Dans la prochaine décennie, il y aura moins d’élèves, mais la réduction du nombre de professeurs en raison de l’âge sera beaucoup plus drastique, selon l’étude « Diagnóstico de Necessidades Docentes de 2025 a 2034 », présentée aujourd’hui par Luís Catela Nunes de la Nova SBE, qui estime une baisse de 5 % des étudiants contre une réduction de 37 % des enseignants.
Des 122 000 professeurs actuels, « seulement 76 000 devraient rester actifs jusqu’en 2034/35 », selon l’étude, qui estime qu’il sera nécessaire de recruter environ 3 800 enseignants chaque année pour compenser les départs.
Jusqu’en 2034/2035, il faudra « 39 000 nouvelles embauches », a révélé le chercheur, expliquant que les chiffres nationaux masquent des réalités régionales : il est prévu une diminution des élèves dans le nord et le centre du pays et une augmentation de 1 % dans la région de Lisbonne.
« C’est dans la région métropolitaine de Lisbonne que l’on aura besoin de plus d’enseignants », a-t-il déclaré.
Cependant, « si rien ne change, l’offre actuelle ne sera pas suffisante pour combler les besoins », a averti à son tour Margarida Rodrigues, directrice de la Direction générale des études, de la planification et de l’évaluation (DGEPA), également présente à la cérémonie de présentation de l’étude, qui s’est tenue aujourd’hui au Théâtre Thalia à Lisbonne.

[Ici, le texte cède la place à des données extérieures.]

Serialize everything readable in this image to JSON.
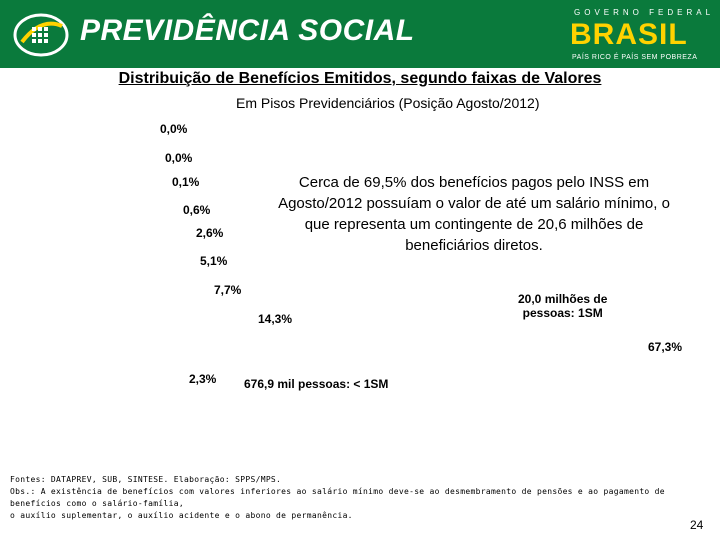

Une analyse détaillée filière par filière a permis aux chercheurs de conclure qu’il y aura « 20 000 diplômés d’ici 2024/2025 », c’est-à-dire « qu’il n’y a pas assez de diplômés pour tous les besoins », a souligné Margarida Rodrigues.
Actuellement, chaque 100 places ouvertes pour former des professeurs se traduisent par « environ 50 diplômés », étant donné que seulement 68 % des places sont occupées et, parmi les étudiants entrant, seuls 73 % achèvent leur formation, a révélé la directrice de la DGEPA.
Pour tenter de résoudre le problème, le ministère de l’Éducation, de la Science et de l’Innovation (MECI) a signé aujourd’hui des protocoles avec onze établissements d’enseignement supérieur pour former de futurs enseignants.
Le gouvernement va allouer 27 millions d’euros d’ici 2031 aux programmes de formation initiale, qui prévoient une augmentation du financement par élève accueilli.
Les institutions – dont la moitié sont situées dans les régions de Lisbonne, Setúbal et Algarve – ouvriront 9 677 places d’ici 2029/2030, ce qui représente « une augmentation de 15 % des places » par rapport à l’existant, a expliqué Margarida Rodrigues.
Le ministre Fernando Alexandre a également conclu un contrat programme avec l’Universidade Aberta à destination des enseignants qui donnent actuellement des cours à travers le concours externe extraordinaire, qui a permis le recrutement de professeurs ayant la qualification requise.
Les cours, d’une durée de deux ans, seront gratuits pour ceux qui les suivront avec succès.
Ces deux projets du MECI visent à répondre au vieillissement de la classe enseignante et au besoin de nouveaux enseignants.
Le ministre de l’Éducation, Fernando Alexandre, a rappelé aujourd’hui que le manque de professeurs « est un problème qui perdurera pendant des décennies » car « 4 000 professeurs continueront de partir chaque année pour les 25 prochaines années ».
Toutefois, Fernando Alexandre a déclaré croire qu’il ne sera pas difficile d’attirer des jeunes vers la profession : « Cette carrière est la plus importante qui existe. Ce n’est pas parce que je suis professeur ou ministre de l’éducation, mais sans celle-ci, il n’y a pas d’autres professions. C’est la mère de toutes les professions. Dévaloriser cette profession est une erreur que l’on paie très cher ».